The senior staff gave a briefing to the Knox community following the February Board of Trustees meeting.
President Teresa Amott began the briefing by reminding the attendees about the Alumni Achievement Awards that Knox gives as part of the Founders Day celebrations. She noted that beyond the four alumni honored, the announced Provost and Dean of the College Garikai Campbell was also in attendance. He also met with the Board during their meetings.
Amott and the senior staff then gave a quick overview of what the Board had voted on and passed in their session. The go-ahead was given for the BETA house renovations once the full $1.6 million was secured, with construction planned to start this summer and the brothers expected to move back in next January.
Two further renovations were discussed towards SMC and Prats Field. The Construction Design Phase, which gives the school approval to request construction blueprints and documents from the architects, were approved for both. Actual construction will need a further approval.
The Board also approved a 6.5 percent endowment draw for the 2019 financial year, minor by-law edits, the yearly renewal of hiring an independent auditor, the 2018 honorary degree recipients and a small acquisition on Monmouth Boulevard.
During their meeting, the Board received various presentations on the development of the new academic program, alumni engagement and the SMC A-Core renovations.
They also met with students and faculty to discuss the meaning of liberal arts and the impact of those ideas on Knox. Interim Dean of the College Michael Schneider said that the students had brought in perspectives that would likely have otherwise been absent and that it was good to see the discussion between the various campus groups.
Amott gave an explanation of the budget as well. Knox currently has a $2.2 million deficit, which has been brought down from $2.7 million earlier this year. The fall enrollment was better than expected, which has helped ease some of the deficit. However, Amott said they still needed to find ways to continue to cut costs, saying some projects might be deferred until more funding is obtained.
The use of reserved funds for facilities was also discussed and Amott brought up the possibility of using the Budget Contingency Reserve, which would come out of the endowment. The endowment currently sits at $155 million, including a couple recent bequests from the Galesburg community to support scholarship funds.
“We will balance the budget at the end of the year, we don’t have an option on that,” Amott said.
The 2019 planned budget includes raises for faculty – Amott noted that because of the difficulty with funding, those raises would mean cuts would have to be made elsewhere.
“Everybody recognizes the cumulative effect of salary freezes,” Amott said.

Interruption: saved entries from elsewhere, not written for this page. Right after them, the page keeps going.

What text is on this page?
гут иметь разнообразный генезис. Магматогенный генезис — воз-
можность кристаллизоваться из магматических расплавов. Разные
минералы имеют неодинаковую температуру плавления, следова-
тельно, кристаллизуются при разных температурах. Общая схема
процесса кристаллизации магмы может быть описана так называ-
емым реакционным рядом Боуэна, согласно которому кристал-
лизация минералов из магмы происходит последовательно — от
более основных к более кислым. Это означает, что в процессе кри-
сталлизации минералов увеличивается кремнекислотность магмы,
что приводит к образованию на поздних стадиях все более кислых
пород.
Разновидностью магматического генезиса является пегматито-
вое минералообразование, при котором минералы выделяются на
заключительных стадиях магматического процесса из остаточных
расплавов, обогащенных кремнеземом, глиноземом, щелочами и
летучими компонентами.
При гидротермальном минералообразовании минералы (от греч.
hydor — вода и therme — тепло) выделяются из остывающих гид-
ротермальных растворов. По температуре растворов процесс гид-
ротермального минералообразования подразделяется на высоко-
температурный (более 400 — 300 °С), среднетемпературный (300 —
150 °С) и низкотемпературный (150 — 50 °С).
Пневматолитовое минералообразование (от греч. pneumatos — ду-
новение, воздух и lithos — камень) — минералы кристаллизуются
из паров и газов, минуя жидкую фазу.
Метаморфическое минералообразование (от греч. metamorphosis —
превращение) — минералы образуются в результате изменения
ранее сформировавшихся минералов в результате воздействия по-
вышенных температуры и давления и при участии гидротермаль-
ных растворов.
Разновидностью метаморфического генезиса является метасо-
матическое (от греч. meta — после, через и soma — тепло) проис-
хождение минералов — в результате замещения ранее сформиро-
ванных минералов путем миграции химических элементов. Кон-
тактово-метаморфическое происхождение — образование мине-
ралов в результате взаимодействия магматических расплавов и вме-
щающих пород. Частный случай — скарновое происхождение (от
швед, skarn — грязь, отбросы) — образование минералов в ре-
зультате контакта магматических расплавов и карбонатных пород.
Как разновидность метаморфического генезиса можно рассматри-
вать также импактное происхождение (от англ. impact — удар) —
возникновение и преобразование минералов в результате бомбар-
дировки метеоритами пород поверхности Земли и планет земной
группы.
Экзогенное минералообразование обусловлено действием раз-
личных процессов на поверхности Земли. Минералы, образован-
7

Committee reports included discussions of faculty diversity in the Academic Affairs committee and international student recruitment in the Admissions and Financial Aid committee.
Admissions and Financial Aid also gave an update on current applications and admissions for the class of 2022. Admissions are down 17 percent, largely due to a decrease in students from the city of Chicago. Vice President for Enrollment and Dean of Admissions Paul Steenis attributed this to a decline in the bandwagon effect of large numbers of students who are not really interested in Knox applying from the same Chicago high schools.
At the same time, Knox is up for deposits, with 57 submitted as of Tuesday. This time last year there were 53 and only 19 two years ago.
Other committee discussions included the relationship between trustees and alumni engagement, the transition to the new athletic director Daniella Irle, and a discussion on the process of creating a new campus master plan.
Some questions from the audience focused on faculty diversity and whether progress had been made in bringing in professors from underrepresented groups. In response, Amott said that the college’s strategic plan included faculty and staff diversity goals, but that more progress had been made in staff than faculty. She attributed part of the problem to competitive salaries and Knox’s current inability to offer a competitive salary.